Ve tabi tılsımlar da vardı. Emin belde'den alınan gizil güçler. Firavun'un sihirbazlarının elde ettiği bu güçlere karşı asla durulmuyordu. Fakat Nil nehrindeki sepetten bebek olarak çıkıp da TUR dağında Rabbi'nden Tevrat kitabelerini alıp, sonra Mısır'a dönen ve Firavun'un sihirbazlarını elindeki ASA ile sihirlerini yılan biçiminde yok eden Musa'nın iki yaş dönemi arasında kozmik bir olay olmuştu. Gize'den kaldırılmış olan EMİN BELDE TUR dağına monte olmuştu. Tur dağı DOĞAL bir PİRAMİT görevini yapıyordu.
TUR=KONİ demek
Mount=Koni demek
Musa o DOĞAL piramit'e monte olmuştu. Kur'an'dan bildiğiniz biçimde Allah ile diyalog kurmuştu. (Musa Kur'an'da adı en çok geçen elçidir: 27 kez ismen ve bir kaç misli de işaret edilerek verilmiştir. Yani Musa kastedilerek 75 kadar Ayet vardır)
Emin Belde TUR'U SİNA DAĞI olmuştu. Üst tarafı yüksek EKSİ KUTUPTU. Altı ise (Dağ yamacı, ilk etekleri) yüksek artı kutuptu. Musa'nın zarar görmemesi için Allah şöyle buyurdu:
"Burası kutsal Tuba vadisidir, ayakkabılarını çıkar!"
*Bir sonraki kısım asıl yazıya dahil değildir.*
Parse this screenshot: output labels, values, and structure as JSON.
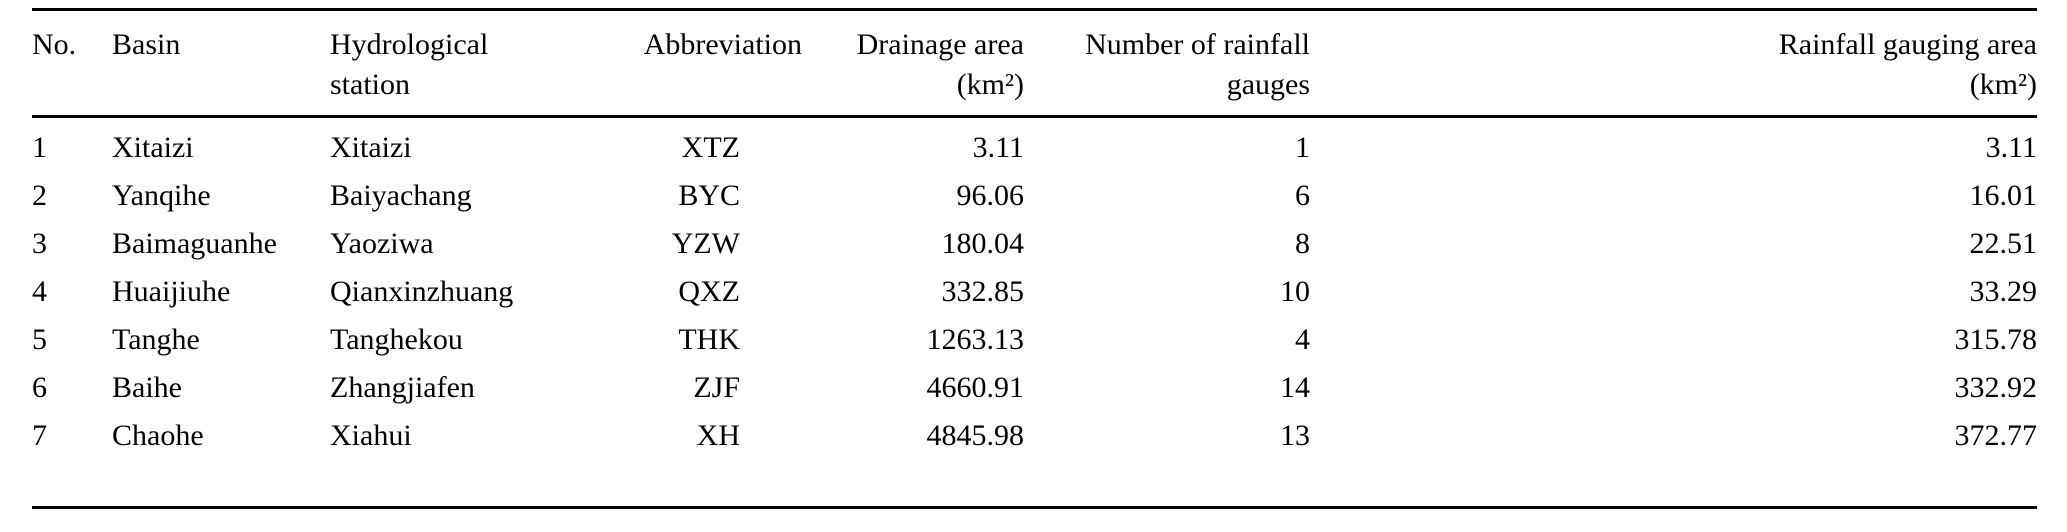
{
  "table": {
    "columns": [
      {
        "line1": "No.",
        "line2": ""
      },
      {
        "line1": "Basin",
        "line2": ""
      },
      {
        "line1": "Hydrological",
        "line2": "station"
      },
      {
        "line1": "Abbreviation",
        "line2": ""
      },
      {
        "line1": "Drainage area",
        "line2": "(km²)"
      },
      {
        "line1": "Number of rainfall",
        "line2": "gauges"
      },
      {
        "line1": "Rainfall gauging area",
        "line2": "(km²)"
      }
    ],
    "rows": [
      [
        "1",
        "Xitaizi",
        "Xitaizi",
        "XTZ",
        "3.11",
        "1",
        "3.11"
      ],
      [
        "2",
        "Yanqihe",
        "Baiyachang",
        "BYC",
        "96.06",
        "6",
        "16.01"
      ],
      [
        "3",
        "Baimaguanhe",
        "Yaoziwa",
        "YZW",
        "180.04",
        "8",
        "22.51"
      ],
      [
        "4",
        "Huaijiuhe",
        "Qianxinzhuang",
        "QXZ",
        "332.85",
        "10",
        "33.29"
      ],
      [
        "5",
        "Tanghe",
        "Tanghekou",
        "THK",
        "1263.13",
        "4",
        "315.78"
      ],
      [
        "6",
        "Baihe",
        "Zhangjiafen",
        "ZJF",
        "4660.91",
        "14",
        "332.92"
      ],
      [
        "7",
        "Chaohe",
        "Xiahui",
        "XH",
        "4845.98",
        "13",
        "372.77"
      ]
    ]
  }
}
TAHA/12 "Gerçekten Ben, Ben senin Rabbinim. Ayakkabılarını çıkar; çünkü sen, kutsal vadi olan Tuva'dasın."
Evet Tuva (Sankritçe Tuba) Ve ayakkabı çıkarılınca MUSA TOPRAKLANDI. (elektrikteki ground) (Tersi Phase) Bunların bir diğer adı YİNE TİN VE ZEYTUN. Toprak ve faz...
Tur dağının tepesinde (UFO'ya çok benzeyen konik bir dağdır orası) Büyük şiddet olayları oldu. Yıldırım ile evamir'i aşere yazıldı
Ve Fusion reaktörü olan tabutüssekine/Ahit sandığı orada verildi. Eğer Musa'nın ayağı çıplak olmasaydı, bir yalıtkan olsaydı ayaklarında, Tabutüssekine'ye dokunan insanlar gibi kül olurdu orada. Böylece EMİN BELDE'nin kutuplarını kavradık.
Gelelim devamına:
1- Tîn'e ve Zeytun'a,
2- Sina dağına
3- Ve bu güvenli beldeye andolsun ki,
4- Biz insanı en güzel biçimde yarattık.
Artı-eksi kutupların tam ortasındaki sina dağına ve Gize'den sina'ya, oradan Kudüs'e ve oradan da MEKKE'ye gelen KIBLE bunların dördü de EMİN BELDE. Kutuplar gezindikçe EMİN BELDE DE geziyor. Mekke'de duruyor şu anda... Bunu nereden anlıyoruz? BELED (Belde) suresinden. Ve İbrahim ile oğlu İsmail'in yaptığı KABE BLOĞUNDAN anlıyoruz. Kabe bloku PİRAMİTLERİN yerine yapılan bir GEOMETRİK modeldir. Ve GÜÇ artık buraya geçince, Allah "Kazıklar sahibi Firavun" diye indirdiği ayetle, gücü firavun başkentinden almıştır.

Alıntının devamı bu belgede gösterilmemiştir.